Le cliché ne s’est pas matérialisé. A la place, c’est un nouveau bras de fer qui vient de commencer. Avec, comme au temps de Barack Obama, le même théâtre d’opérations : la Syrie. Après les frappes américaines vendredi contre la base aérienne militaire de Chayrat, Vladimir Poutine a contre-attaqué verbalement et dénoncé « une agression contre une nation souveraine ». Depuis l’offensive chimique la semaine dernière sur le village syrien de Khan Cheikhoun, le Kremlin s’est efforcé de nier le rôle de Bachar Al Assad. Alors que les terribles photos des enfants morts ont fait la une de la presse occidentale, la population russe n’est presque pas au courant : le sujet est à peine abordé sur les télévisions du Kremlin et aucune image de victimes n’a été diffusée.
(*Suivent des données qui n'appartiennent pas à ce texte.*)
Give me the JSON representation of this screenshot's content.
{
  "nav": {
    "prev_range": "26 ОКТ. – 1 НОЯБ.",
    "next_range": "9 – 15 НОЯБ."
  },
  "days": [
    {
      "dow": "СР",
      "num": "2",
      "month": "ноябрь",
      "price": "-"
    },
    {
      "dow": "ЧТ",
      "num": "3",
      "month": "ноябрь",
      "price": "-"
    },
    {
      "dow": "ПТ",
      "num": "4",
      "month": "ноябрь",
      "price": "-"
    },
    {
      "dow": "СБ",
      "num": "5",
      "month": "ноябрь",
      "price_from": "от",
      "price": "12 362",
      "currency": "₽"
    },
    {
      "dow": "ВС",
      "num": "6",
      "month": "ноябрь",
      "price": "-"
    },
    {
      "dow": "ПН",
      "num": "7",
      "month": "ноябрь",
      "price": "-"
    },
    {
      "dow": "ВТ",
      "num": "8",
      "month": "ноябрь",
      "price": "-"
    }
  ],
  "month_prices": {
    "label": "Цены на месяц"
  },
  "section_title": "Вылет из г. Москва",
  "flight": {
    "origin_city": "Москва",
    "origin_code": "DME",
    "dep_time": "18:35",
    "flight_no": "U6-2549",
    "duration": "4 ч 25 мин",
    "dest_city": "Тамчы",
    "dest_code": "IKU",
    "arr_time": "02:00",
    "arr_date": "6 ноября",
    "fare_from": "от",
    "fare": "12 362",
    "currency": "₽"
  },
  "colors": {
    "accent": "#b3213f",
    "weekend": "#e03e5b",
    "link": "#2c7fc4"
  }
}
Les diplomates russes continuent certes d’appeler à une coalition internationale en Syrie. Mais les désaccords sur Khan Cheikhoun et maintenant le bras de fer après les frappes américaines rendent les tensions entre Moscou et Washington plus vives que jamais. « Les missiles russes frappent les terroristes, et les missiles américains frappent les troupes gouvernementales qui mènent la guerre contre les terroristes », s’est plaint Konstantin Kossatchev, président de la commission des Affaires étrangères de la Chambre haute du Parlement russe. L’ambassadrice américaine à l’ONU, Nikki Haley, elle, a confié que Donald Trump considère désormais comme un « problème » les Russes qui « ont fait des choses avec la Crimée et l’Ukraine… et maintenant essaient de couvrir Bachar Al Assad ». Des déclarations résumant le fossé qui s’est creusé.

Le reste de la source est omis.